Mucho se habló de la mentada multipropiedad, que, supuestamente prohibida, sería un impedimento para que un mismo dueño tuviera dos equipos en la categoría superior, cuando de hecho aún existen dos, el Grupo Orlegi y el Grupo Pachuca. Escribimos que eso es muy fácil para sacarle la vuelta, pues basta con que los nombres de los dueños, aunque sean consanguíneos, sean diferentes. Por ejemplo, el papá puede llamarse Juan Pérez Gutiérrez y el hijo Juan Pérez Portillo y presenten pruebas de que cada uno es dueño de una empresa, sin tener que ver nada con la otra. Así Pachuca y el León, son lo mismo, pero legalmente no, aunque provengan de la misma raíz.
También escribimos en su momento que lo más sano es que el grupo Caliente, de la familia Hank, lo mejor que podrían hacer sería vender la franquicia de los Dorados de Sinaloa, con todo y que, según sabemos, el equipo Xolos, pertenece al padre y el de Dorados, al hijo. Bueno, pues parece que no es así, de tal manera que como lo dio a conocer ayer la propia Federación Mexicana de Fútbol, Dorados no podrá tener derecho al ascenso, porque tener un mismo dueño dos equipos, representa conflicto de intereses.
Días atrás cuando se empezó a mover el agua sobre el inminente retorno del ascenso y descenso y se mencionó a Dorados, como uno de los equipos que estarían en la lista con ese derecho, una vez más desconfiamos de esta información, por el simple hecho de que, con solo ver las condiciones del estadio, era para dudar que se estaba trabajando con miras a tener ese derecho. Suponemos que otro equipo, Mineros de Zacatecas, ya no es del grupo Pachuca, porque no se le menciona entre los que no pueden tener luz verde, quedando pues solo dos en calidad de multipropiedad: Dorados y Tampoco-Madero, además de los equipos filiales como Raya2, Tapatío y Pumas Tabasco y desde luego los invitados, quienes de antemano estaban descartados: Tepatiltán y Tlaxcala, estos, solo suponemos, en determinado caso, podrían ganarse ese derecho, de llenar los requisitos solicitados.
En resumen, siete equipos, quedarían como comparsas, compitiendo por nada. Sí por nada, porque en automático, una vez regresando el ascenso-descenso, desaparecerían las multas que pagan los tres últimos sitios de la primera división, que van a parar a las arcas de los equipos de la hoy llamada Liga de Expansión, aunque por ahí puede asignarse un premio económico como consuelo para el club, más no así para la afición.

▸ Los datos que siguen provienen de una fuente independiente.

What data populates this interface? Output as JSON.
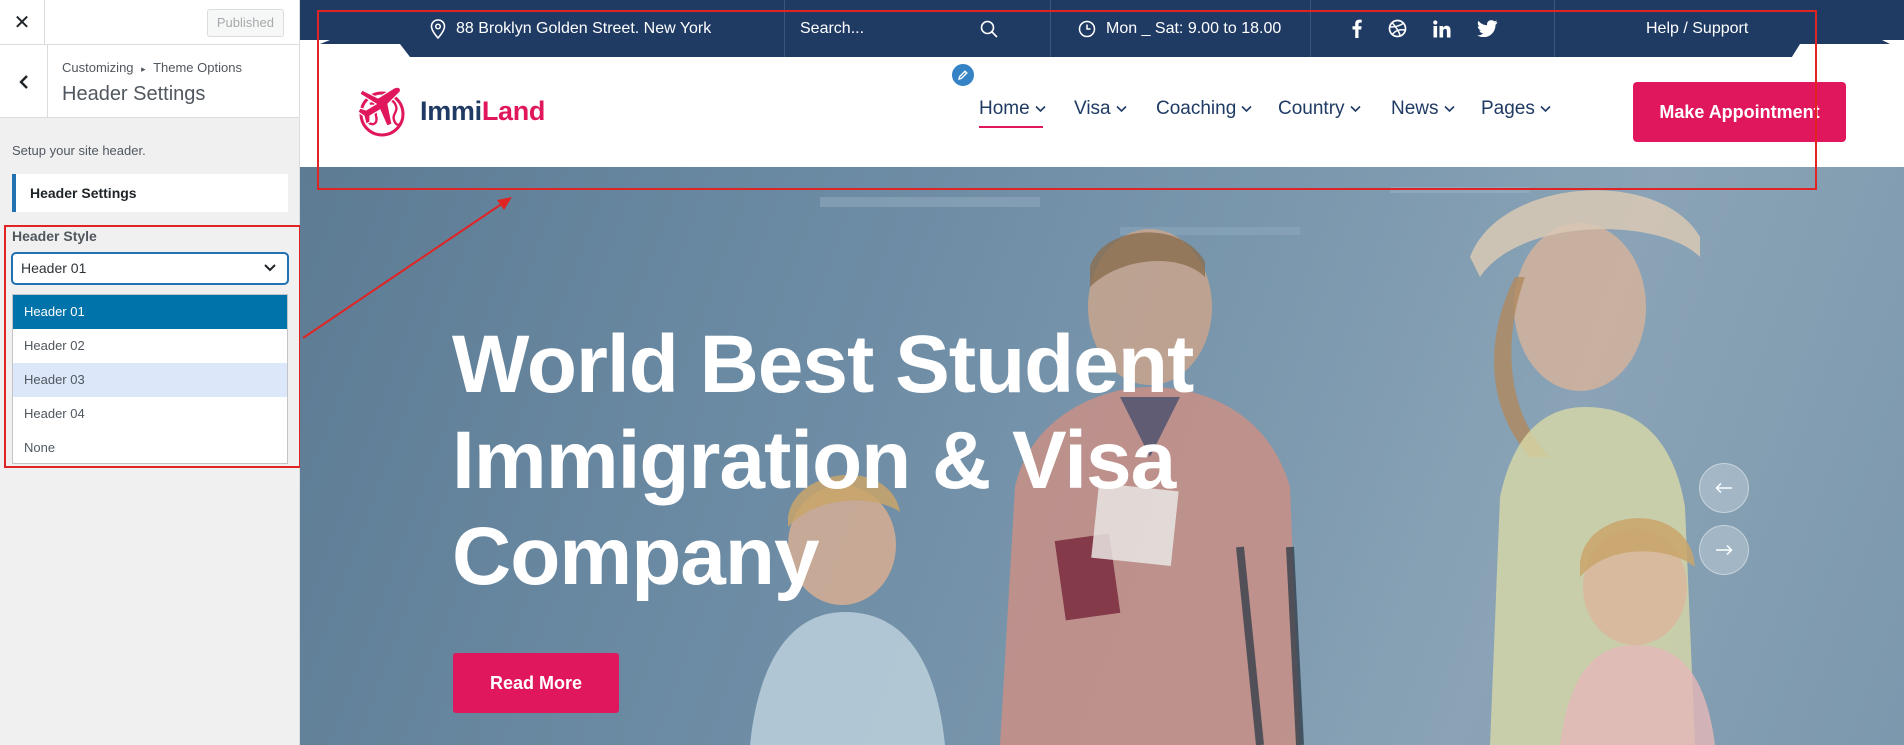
{
  "customizer": {
    "close_glyph": "✕",
    "published_label": "Published",
    "breadcrumb": [
      "Customizing",
      "Theme Options"
    ],
    "breadcrumb_separator": "▸",
    "panel_title": "Header Settings",
    "description": "Setup your site header.",
    "section_label": "Header Settings",
    "header_style": {
      "label": "Header Style",
      "selected": "Header 01",
      "options": [
        "Header 01",
        "Header 02",
        "Header 03",
        "Header 04",
        "None"
      ],
      "highlighted_option": "Header 01",
      "hovered_option": "Header 03"
    }
  },
  "site": {
    "topbar": {
      "address": "88 Broklyn Golden Street. New York",
      "search_placeholder": "Search...",
      "hours": "Mon _ Sat: 9.00 to 18.00",
      "social": [
        "facebook-icon",
        "dribbble-icon",
        "linkedin-icon",
        "twitter-icon"
      ],
      "help": "Help / Support"
    },
    "logo": {
      "part1": "Immi",
      "part2": "Land"
    },
    "nav": [
      "Home",
      "Visa",
      "Coaching",
      "Country",
      "News",
      "Pages"
    ],
    "active_nav": "Home",
    "cta": "Make Appointment",
    "hero": {
      "title_lines": [
        "World Best Student",
        "Immigration & Visa",
        "Company"
      ],
      "button": "Read More"
    }
  },
  "colors": {
    "brand_pink": "#e0175c",
    "navy": "#1f3b64",
    "wp_blue": "#0073aa",
    "annotation_red": "#e02424"
  }
}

Ya sabrá usted la reacción de los aficionados. Le dan con todo a la federación y a la directiva de los Dorados de Sinaloa y por lo tanto a los dueños de la franquicia, que viven en Tijuana y cuya prioridad son los Xolos, quienes tienen varias temporadas que andan por la calle de la amargura. Ahora faltará ver si están dispuestos a seguir metiéndole dinero a los Dorados, para dejarlos en el mismo papel de “sucursal”, cuando por obligación tienen a sus equipos sub y femenil en competencias obligatorias o si tiran la toalla, ya sea retirando al equipo o en el mejor de los casos, vender la franquicia, que sería lo ideal.